In the search for your money order, you will cross paths with a couple of undercover agents, a hungry llama, a deaf old woman with a powerful elephant gun, and a fanatical philatelist. Not to mention an obnoxious nerd who will constantly try to sell you junk gadgets, and won't take no for an answer.

Bureaucracy

Eventually, you will be saved by your poor financial state. For failing to repay your Excess Card account, the firm has had an option but to send you a cheque made out for a negative amount. All you have to do is to figure out how to persuade your bank to turn this into positive cash, and you're on your way!

At last you feel sure you can sit back and relax and enjoy a less demanding part of the game! What could be easier than catching your Omnia Gallia four o'clock flight at the airport? Many things - Omnia Gallia, you discover, has sold out and ceased operations. Nevertheless, after a tiring round of the airline desks, seemingly trying to hit a moving target, you catch up with Air Zalagasa, who have agreed to honour Omnia Gallia tickets.

Zalagasan food, as everyone knows, is disgustingly vile, and aboard your plane, the stewardess absolutely insists you eat it. In fact, how to not eat it occupies your wits for much of the journey, until you have solved yet another of those delightfully simple yet baffingly unapproachable Infocom problems.

Bureaucracy

The detail in this game is immense, even by Infocom standards, and for that reason, Bureaucracy will not be available for the C64 - a minimum of 128K of memory is needed to run it

That detail tends to prevent boredom during a difficult stage with a puzzle, whilst you are inevitably attempting all the 'non-solutions'. For example, I decided, in desperation, to hire the cab under the false name of Fassbaum. No good - I was soon sussed. So I rang again, with my 'real' name. The cab office was suspicious: "You sound like Mr Fassbaum to me - sure you're not a prankster?"

Next, I tried giving my address as that of the old lady up the road. She had the habit of answering her door with her elephant gun, so I reckoned she might shoot the driver, allowing me to make off in the cab. And I was right! "We don't send cabs to No. 18 any more," explained the man in the office, "Our drivers kept getting shot!"

Bureaucracy

Scoring is out of 21 points (few are easy to come by) but an additional factor is the player's blood pressure. If it rises too high - curtains! And believe me, it can shoot up alarmingly at the airport!
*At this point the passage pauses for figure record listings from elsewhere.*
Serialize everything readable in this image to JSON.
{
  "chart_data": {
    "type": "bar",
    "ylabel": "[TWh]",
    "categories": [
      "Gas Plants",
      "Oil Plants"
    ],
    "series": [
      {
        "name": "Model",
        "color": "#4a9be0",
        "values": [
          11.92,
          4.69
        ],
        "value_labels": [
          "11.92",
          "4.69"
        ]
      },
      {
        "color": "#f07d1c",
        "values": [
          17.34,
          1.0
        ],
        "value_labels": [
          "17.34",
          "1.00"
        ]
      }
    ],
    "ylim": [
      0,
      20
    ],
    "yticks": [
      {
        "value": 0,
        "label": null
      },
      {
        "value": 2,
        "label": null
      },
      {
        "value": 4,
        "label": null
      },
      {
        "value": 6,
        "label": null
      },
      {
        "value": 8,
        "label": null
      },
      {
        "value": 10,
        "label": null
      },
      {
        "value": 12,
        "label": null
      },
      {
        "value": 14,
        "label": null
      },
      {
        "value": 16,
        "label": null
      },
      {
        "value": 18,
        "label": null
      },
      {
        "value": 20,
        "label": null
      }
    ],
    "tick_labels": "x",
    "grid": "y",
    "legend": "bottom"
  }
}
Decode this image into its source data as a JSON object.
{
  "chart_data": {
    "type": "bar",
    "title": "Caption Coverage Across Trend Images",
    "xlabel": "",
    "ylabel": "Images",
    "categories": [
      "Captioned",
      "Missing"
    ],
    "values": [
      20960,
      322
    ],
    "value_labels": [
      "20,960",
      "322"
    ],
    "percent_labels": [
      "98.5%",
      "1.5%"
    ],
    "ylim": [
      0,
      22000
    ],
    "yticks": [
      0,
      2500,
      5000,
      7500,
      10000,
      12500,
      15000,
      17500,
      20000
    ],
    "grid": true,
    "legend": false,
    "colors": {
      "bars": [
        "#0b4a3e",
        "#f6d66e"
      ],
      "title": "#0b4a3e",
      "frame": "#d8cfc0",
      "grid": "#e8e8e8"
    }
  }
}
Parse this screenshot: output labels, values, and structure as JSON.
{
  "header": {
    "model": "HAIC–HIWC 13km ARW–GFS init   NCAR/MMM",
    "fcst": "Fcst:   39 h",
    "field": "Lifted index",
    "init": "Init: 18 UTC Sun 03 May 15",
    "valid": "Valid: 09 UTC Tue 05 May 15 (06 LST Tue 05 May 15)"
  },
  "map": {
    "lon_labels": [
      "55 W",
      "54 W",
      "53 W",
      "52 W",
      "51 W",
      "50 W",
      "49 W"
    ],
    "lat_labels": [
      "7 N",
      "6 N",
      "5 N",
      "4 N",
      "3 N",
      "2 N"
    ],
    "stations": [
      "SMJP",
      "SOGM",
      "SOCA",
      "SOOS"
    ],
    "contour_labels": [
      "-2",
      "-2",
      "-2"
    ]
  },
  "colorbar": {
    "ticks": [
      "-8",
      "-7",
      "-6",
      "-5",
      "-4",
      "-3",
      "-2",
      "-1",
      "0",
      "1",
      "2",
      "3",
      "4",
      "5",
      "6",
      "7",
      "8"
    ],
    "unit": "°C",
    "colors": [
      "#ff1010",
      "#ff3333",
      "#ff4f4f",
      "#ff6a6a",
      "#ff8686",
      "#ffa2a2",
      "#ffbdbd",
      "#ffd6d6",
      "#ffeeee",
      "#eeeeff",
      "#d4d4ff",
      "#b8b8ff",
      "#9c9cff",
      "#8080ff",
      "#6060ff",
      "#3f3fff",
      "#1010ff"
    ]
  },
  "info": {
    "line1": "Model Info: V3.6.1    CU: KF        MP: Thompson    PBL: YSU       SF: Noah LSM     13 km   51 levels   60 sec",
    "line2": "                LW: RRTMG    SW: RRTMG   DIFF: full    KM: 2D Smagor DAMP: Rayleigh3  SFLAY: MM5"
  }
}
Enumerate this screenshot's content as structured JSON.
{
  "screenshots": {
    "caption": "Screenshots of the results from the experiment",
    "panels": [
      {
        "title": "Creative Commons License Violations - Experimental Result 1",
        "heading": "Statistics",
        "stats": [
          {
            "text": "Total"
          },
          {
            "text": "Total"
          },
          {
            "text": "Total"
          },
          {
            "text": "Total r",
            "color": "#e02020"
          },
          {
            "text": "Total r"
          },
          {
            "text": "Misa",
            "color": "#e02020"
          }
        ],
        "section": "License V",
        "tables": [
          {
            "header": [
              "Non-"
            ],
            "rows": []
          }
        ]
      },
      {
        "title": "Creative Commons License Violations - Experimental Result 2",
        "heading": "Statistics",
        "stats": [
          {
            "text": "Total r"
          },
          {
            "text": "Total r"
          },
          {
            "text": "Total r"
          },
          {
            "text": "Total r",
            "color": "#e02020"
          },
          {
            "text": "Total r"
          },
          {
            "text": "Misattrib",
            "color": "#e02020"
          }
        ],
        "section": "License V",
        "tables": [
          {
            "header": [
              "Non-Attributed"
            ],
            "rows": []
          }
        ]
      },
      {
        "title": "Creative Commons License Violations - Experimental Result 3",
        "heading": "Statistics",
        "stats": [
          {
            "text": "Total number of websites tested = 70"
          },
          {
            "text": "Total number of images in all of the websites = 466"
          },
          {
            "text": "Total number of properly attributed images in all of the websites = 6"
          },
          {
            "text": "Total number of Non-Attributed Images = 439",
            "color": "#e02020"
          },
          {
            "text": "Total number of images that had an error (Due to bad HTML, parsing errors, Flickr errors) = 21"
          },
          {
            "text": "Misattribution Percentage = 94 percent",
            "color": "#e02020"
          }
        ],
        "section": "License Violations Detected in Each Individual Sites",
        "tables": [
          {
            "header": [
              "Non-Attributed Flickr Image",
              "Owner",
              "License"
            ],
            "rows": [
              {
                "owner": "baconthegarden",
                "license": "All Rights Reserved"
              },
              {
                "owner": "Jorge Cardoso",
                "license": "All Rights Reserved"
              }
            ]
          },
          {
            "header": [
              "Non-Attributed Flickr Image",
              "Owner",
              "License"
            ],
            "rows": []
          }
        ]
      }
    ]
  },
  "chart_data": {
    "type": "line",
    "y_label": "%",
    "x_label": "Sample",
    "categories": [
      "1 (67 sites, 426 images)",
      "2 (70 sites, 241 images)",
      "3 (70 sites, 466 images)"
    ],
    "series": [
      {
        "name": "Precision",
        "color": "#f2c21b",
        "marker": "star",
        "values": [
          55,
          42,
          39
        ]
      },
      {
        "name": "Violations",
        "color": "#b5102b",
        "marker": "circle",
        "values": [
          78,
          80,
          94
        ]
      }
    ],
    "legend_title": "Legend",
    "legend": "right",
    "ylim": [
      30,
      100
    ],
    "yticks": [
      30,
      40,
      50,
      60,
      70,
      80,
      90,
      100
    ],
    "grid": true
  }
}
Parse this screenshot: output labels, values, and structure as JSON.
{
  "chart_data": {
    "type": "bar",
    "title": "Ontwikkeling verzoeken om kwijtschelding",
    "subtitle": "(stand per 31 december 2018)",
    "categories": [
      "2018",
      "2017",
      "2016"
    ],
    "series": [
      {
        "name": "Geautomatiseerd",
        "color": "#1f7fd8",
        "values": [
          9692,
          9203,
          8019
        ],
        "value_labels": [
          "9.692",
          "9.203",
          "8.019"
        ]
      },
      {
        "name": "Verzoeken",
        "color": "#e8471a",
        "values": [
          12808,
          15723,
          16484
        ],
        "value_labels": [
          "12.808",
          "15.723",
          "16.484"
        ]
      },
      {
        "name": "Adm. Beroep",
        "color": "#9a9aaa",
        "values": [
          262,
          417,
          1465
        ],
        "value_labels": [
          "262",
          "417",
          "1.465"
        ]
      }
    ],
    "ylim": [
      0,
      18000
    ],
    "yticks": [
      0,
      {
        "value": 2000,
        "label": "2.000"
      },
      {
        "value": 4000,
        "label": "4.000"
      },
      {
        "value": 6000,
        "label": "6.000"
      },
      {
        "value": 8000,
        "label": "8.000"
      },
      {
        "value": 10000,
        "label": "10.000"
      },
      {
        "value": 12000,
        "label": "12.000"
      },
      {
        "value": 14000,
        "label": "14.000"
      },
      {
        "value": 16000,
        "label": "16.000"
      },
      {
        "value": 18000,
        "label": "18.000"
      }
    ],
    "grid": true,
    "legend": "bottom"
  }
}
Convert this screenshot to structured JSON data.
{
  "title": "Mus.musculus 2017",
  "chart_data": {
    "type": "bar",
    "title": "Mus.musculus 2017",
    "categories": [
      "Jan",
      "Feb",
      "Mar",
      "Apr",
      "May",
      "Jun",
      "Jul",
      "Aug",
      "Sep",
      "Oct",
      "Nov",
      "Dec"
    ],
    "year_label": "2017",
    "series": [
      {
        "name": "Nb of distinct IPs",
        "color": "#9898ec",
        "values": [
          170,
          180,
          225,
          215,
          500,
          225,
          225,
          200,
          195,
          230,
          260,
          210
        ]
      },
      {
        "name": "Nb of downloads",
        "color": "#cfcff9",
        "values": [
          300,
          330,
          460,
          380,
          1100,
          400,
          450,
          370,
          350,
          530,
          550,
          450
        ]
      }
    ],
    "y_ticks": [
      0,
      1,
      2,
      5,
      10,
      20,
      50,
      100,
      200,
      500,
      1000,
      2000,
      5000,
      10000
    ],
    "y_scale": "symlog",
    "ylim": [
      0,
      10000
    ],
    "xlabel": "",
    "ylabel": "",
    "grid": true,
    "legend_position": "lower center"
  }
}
And here's some advice for potential players. There are certain strategic points at which it is almost essential to save the game if you are to have any hope of solving the puzzle ahead without replaying from scratch a number of times. Save when you have the cheque, save when you reach the airport, save once you are aboard the plane. More than that I can't tell you at the moment - I'm dangling on the end of my parachute, which is caught up in the plane's escape hatch!

A totally unbelievable fantasy with a nasty ring of truth about it, Bureaucracy is an hilarious game. Perhaps the humorous text is slightly overdone in places, but there are plenty of good, solid belly laughs hidden in memory, just waiting to be screened! The boys from Boston also have to take a ticking off though - for producing a game that only runs on the C128 or Amiga. What about the C64 owning faithful Infocom?

My lower 'overall' rating reflects the price. I think £35 is just too much for any game - £20/25 would have brought this within reach of so many more players.